Perhaps it was on those long train rides home in the freezing night, watching the little spheres of light speed past us in the dark nothingness outside, or during those long days in the library, seeing you bent over your work. Your silver-rimmed glasses would slip down your nose and you’d barely notice, too absorbed in what you were reading.
Perhaps it was sometime during those long hours we spent talking about ridiculous things — mindless arguments about whether the frosty winters or balmy summers were better than the other. I, with my tropical roots, insisted warmth meant comfort, joy, and love. You, shamelessly donning that same thin blue hoodie on the iciest day of the year, asserted that the cold, with its chilly winds and overcast days, meant comfort, joy, love and warmth. I called you a psychopath. Perhaps it was your god awful sense of humour and the roar of ugly laughter that would erupt from our mouths at your every dreadful joke. Your grey eyes were so crinkled at the corners that they were nearly closed, and your grin so wide with gums on full display. You laughed so hard you snorted.
I always imagined I would somersault into these waters if the day ever arrived. Instead, I tripped and fell, slamming face-first and realising I couldn’t swim.
I’m far from perfect. I can be dramatic and an emotional wreck at times. I overthink and overstress, and this uncanny grey area I seem to be stuck in feels mind-numbing. Perhaps you feel my exhaustion too, although I would hate it if you did. Sometimes, when my thoughts run unrestrained, I ponder over life and its many unknowns, about how terribly you want to move overseas and those long months you spend dreaming of working in the Arctic. I’ve never experienced a snowy winter, but I see the way your grey eyes light up when you speak of it, the radiant smile that drifts across your face. Knowing you, you will follow the winter wherever it goes. I would expect nothing less.

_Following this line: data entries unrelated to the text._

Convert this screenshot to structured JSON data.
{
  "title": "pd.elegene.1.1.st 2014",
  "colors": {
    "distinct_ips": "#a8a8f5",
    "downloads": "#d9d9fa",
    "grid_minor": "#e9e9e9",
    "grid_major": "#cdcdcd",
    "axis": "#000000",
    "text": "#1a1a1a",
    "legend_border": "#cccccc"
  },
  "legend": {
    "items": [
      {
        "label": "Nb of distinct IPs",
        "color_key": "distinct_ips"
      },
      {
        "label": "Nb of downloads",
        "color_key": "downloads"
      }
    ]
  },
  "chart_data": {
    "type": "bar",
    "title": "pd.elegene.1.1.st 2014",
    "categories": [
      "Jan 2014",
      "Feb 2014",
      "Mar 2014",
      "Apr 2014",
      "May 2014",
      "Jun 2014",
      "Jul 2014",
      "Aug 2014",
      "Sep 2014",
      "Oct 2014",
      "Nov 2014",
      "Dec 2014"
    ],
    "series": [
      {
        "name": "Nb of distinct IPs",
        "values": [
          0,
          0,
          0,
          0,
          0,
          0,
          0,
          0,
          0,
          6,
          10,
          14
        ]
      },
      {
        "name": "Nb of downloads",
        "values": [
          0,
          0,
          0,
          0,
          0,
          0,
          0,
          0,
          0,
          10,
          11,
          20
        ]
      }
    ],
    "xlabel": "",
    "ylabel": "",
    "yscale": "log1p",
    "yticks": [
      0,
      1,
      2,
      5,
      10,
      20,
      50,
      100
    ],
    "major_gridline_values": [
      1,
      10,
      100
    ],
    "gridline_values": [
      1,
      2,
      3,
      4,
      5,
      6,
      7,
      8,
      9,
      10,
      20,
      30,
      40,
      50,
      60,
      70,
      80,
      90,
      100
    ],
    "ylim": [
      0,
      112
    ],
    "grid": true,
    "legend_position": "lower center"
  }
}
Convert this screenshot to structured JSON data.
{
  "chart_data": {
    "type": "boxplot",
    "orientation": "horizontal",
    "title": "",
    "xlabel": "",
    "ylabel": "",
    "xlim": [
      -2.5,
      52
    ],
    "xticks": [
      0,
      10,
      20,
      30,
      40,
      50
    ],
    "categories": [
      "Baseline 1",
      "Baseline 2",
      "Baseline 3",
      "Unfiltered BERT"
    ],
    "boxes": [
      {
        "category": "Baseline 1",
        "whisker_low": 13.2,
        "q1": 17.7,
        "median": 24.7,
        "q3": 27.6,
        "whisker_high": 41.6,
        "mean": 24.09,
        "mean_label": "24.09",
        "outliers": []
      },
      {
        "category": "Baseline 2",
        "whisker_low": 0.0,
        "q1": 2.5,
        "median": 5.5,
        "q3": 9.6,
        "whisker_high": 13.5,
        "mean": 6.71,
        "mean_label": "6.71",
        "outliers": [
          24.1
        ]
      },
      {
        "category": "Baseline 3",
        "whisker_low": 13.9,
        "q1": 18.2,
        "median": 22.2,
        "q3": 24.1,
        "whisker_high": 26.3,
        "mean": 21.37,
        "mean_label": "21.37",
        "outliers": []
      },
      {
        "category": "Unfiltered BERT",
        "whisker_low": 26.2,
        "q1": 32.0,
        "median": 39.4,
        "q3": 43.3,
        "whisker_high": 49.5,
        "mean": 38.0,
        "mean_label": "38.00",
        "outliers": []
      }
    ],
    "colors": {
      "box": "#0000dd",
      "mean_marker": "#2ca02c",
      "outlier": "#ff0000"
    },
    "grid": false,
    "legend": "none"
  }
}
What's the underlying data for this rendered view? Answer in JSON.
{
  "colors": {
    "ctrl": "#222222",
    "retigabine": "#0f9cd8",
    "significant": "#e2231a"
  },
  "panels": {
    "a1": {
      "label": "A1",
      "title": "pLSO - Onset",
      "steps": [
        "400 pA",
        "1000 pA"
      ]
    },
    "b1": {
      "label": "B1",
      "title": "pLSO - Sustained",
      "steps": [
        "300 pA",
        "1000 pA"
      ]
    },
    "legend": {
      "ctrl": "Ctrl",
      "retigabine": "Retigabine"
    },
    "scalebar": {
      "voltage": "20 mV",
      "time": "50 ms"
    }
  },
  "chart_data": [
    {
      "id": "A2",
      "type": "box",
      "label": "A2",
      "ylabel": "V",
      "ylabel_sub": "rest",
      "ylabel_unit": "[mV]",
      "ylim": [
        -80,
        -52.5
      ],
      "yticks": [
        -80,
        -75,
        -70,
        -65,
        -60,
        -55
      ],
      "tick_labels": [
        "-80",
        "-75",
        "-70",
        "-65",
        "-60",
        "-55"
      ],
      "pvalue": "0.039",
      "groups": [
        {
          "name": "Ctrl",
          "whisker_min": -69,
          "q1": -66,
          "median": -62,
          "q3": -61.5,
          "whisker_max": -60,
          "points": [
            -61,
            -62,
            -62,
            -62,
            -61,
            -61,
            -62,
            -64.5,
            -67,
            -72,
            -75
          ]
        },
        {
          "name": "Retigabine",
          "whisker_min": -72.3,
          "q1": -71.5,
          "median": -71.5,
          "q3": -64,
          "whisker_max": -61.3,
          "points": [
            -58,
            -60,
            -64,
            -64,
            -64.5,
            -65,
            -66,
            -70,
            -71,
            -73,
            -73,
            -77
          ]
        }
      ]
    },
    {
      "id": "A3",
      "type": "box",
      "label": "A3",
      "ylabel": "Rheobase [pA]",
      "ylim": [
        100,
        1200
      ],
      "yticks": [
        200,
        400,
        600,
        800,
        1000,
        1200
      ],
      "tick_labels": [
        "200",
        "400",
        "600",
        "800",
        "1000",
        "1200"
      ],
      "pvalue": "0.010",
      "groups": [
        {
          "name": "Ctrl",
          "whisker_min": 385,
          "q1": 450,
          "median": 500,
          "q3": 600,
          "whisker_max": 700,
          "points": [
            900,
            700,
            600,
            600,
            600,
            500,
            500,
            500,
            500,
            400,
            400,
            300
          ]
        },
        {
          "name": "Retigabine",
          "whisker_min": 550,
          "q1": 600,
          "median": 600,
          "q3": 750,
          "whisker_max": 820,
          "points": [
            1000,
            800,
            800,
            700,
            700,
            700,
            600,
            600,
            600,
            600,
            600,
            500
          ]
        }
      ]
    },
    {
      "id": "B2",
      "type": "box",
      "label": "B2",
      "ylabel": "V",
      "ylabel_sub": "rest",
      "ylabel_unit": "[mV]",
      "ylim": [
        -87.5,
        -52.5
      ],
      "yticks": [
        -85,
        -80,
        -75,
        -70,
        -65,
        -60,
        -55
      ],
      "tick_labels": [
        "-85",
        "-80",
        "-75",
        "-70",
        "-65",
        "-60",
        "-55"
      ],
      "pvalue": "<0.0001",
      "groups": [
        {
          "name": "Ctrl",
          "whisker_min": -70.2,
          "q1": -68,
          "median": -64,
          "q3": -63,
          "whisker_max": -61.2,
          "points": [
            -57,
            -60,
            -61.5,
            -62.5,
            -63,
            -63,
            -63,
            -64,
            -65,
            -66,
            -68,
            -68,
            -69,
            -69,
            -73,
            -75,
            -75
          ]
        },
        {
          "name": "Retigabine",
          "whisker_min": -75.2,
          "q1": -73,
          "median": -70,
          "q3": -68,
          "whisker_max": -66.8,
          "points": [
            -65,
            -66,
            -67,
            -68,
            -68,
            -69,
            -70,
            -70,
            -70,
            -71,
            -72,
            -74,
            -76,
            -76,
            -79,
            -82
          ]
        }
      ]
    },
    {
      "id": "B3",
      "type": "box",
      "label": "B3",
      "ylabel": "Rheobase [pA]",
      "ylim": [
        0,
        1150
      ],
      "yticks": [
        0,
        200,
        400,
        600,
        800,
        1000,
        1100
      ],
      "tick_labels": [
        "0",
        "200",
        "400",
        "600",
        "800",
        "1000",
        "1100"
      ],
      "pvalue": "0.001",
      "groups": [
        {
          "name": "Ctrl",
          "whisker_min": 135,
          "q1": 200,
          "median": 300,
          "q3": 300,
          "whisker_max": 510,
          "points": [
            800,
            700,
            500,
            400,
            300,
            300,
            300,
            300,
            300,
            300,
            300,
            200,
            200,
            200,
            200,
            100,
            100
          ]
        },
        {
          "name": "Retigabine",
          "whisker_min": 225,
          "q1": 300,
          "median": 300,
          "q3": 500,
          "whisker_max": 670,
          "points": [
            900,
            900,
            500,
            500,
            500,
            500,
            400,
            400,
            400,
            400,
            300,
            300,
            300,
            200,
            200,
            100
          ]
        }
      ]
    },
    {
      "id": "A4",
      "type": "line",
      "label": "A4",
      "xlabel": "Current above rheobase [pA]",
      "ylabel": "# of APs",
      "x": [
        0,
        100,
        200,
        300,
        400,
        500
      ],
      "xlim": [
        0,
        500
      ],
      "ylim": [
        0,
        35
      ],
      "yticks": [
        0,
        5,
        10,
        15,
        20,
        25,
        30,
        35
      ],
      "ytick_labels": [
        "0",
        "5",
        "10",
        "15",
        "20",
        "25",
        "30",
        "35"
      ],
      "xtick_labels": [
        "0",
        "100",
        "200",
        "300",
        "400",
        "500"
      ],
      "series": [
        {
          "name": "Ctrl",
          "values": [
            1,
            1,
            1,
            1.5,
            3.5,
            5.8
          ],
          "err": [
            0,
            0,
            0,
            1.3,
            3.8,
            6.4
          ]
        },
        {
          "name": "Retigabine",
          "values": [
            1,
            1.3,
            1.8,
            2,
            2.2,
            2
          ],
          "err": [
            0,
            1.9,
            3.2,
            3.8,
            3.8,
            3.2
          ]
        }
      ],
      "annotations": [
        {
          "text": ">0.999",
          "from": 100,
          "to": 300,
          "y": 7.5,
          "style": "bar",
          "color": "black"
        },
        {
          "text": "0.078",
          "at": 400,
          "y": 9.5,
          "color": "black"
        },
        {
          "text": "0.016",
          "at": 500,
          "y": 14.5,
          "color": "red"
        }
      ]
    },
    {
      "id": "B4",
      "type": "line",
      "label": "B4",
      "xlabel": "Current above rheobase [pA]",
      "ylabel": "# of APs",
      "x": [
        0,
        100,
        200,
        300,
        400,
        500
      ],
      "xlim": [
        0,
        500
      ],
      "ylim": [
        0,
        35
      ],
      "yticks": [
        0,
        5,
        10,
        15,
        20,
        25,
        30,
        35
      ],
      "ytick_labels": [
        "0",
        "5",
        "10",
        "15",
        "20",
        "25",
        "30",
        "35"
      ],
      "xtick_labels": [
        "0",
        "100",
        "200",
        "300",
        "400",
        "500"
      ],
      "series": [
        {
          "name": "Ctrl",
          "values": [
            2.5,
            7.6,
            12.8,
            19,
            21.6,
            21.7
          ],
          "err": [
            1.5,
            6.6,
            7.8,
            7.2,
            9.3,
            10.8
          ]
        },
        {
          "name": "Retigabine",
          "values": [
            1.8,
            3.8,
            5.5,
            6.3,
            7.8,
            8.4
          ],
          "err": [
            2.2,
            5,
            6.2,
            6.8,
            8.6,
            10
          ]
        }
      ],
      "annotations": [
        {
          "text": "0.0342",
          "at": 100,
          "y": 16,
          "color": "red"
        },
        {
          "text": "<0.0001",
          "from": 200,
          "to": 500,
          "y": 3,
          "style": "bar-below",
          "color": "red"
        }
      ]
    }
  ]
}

But in those moments when I fear our friendship is a ticking time bomb, and I feel a strange sinking in my chest, I remember that one conversation — when you told me about last summer, and how hard you try every day not to return to that dark place. I feel grateful to have you here with me, as short as these precious seconds may be.
It’s the dawn of a new year — a fresh chapter in life’s uncertain terrain. I have not yet witnessed my first snowfall and I know not when or where I will. But I know, with certainty, that the day will come. I will stand there bundled in a warm jacket and woollen boots under the golden hue of the rising sun. I will feel the first flakes of icy white land atop my palms and I know I will think of you.
And perhaps my heart will warm just a little, despite the god-awful cold.